Dalton representaba los átomos de los elementos químicos mediante
círculos, dentro de los cuales escribía algún símbolo diferencial: un
punto para el hidrógeno, un interior oscuro para el carbono, una letra
inicial para la mayor parte de los restantes. Las moléculas de los
compuestos químicos las representaba colocando, unos al lado de otros,
los símbolos de los átomos. Más tarde, Berzelius suprimió los círculos,
dando origen a la representación simbólica actual, que utiliza una o dos
letras.
En 1828, un
discípulo de Berzelius, Friedrich W”hler, conseguió sintetizar la urea a
partir de sustancias inorgánicas, demostrando que la materia que forma
parte de los seres vivos puede obtenerse fuera de éstos, lo que dio
lugar a la aparición de una nueva ciencia: la Química Orgánica. Poco
después, Friedrich August Kekulé demostró que el átomo de carbono tiene
cuatro enlaces que le permiten unirse con otros átomos, como el
hidrógeno, el oxígeno, el nitrógeno, o el propio carbono. Gracias a
esto, el carbono puede formar cadenas muy largas, y existe un número
incalculable de especies químicas orgánicas diferentes basadas en él,
muchas más que las especies inorgánicas, a pesar de que éstas se basan
en casi un centenar de elementos.
Pero
había una sustancia orgánica muy importante, el benceno, que no se
adaptaba a las teorías de Kekulé. Se sabía que el benceno está compuesto
por seis átomos de hidrógeno y seis de carbono, pero no había manera de
explicar esa composición por medio de cadenas longitudinales, como las
de los restantes hidrocarburos. Por fin, una noche de 1865, Kekulé soñó
que los seis átomos de carbono formaban la figura de una serpiente que
se muerde la cola, y al despertar comprendió que la molécula del benceno
tiene forma de anillo.

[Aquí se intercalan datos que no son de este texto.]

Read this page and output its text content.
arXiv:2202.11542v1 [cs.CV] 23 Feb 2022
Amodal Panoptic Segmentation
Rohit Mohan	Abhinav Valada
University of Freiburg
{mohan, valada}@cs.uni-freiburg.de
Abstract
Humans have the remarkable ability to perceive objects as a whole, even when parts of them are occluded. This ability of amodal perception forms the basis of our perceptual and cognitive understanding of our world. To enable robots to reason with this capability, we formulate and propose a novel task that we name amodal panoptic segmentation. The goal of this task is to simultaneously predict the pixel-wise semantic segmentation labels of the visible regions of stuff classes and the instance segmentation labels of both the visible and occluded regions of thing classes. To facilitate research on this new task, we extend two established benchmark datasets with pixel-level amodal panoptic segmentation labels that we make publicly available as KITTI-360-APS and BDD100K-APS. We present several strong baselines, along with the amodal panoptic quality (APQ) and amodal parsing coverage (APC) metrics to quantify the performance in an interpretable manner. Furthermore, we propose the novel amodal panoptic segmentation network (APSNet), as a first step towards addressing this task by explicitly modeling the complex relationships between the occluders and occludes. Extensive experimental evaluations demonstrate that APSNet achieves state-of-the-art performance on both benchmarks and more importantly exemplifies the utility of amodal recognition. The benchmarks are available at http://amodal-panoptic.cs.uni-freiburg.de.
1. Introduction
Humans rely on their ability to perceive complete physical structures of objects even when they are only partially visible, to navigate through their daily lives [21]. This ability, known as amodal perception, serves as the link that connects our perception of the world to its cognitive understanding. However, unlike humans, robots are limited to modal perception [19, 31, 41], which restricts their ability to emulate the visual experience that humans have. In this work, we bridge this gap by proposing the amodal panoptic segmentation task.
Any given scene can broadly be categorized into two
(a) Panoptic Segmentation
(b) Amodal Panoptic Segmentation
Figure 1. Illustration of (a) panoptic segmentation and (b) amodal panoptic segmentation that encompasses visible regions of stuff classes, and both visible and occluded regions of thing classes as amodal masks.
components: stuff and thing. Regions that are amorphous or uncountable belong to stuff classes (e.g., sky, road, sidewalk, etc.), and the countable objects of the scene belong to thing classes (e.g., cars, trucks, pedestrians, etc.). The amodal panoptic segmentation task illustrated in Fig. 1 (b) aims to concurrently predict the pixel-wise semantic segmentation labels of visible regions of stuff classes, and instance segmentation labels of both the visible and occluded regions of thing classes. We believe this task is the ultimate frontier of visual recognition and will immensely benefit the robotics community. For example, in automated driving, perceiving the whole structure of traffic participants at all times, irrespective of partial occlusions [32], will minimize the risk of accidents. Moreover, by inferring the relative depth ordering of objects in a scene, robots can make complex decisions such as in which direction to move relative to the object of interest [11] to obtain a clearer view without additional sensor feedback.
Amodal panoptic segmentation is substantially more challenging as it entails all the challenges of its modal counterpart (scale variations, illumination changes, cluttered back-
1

De este modo tan curioso, el viejo símbolo
alquímico de Uróboros volvió a tener influencia sobre la Química
moderna.
La división del indivisible
A
principios del siglo XX, el número de elementos químicos diferentes
había proliferado tanto, que los científicos se sentían incómodos. El
hombre tiene la sensación de que la base fundamental del universo, si
pudiéramos llegar a ella, tiene que ser muy simple. Todo el edificio
debería estar montado sobre unos pocos sillares. Los cuatro o cinco
elementos de la antigüedad eran un buen intento, pero desgraciadamente
había resultado fallido. En su lugar, había ahora un centenar de
elementos diferentes. Eran demasiados, incluso después de que Dimitri
Ivanovich Mendeleiev (1834-1907) propusiera una forma muy elegante de
ordenarlos: el sistema periódico.
Por
esa misma época comenzaba a ponerse en duda la indivisibilidad del
átomo. Los avances de la Física habían llevado a descubrir partículas
más pequeñas que los átomos, que aunque parecían formar parte de éstos,
podían desprenderse espontáneamente o mediante dispositivos adecuados.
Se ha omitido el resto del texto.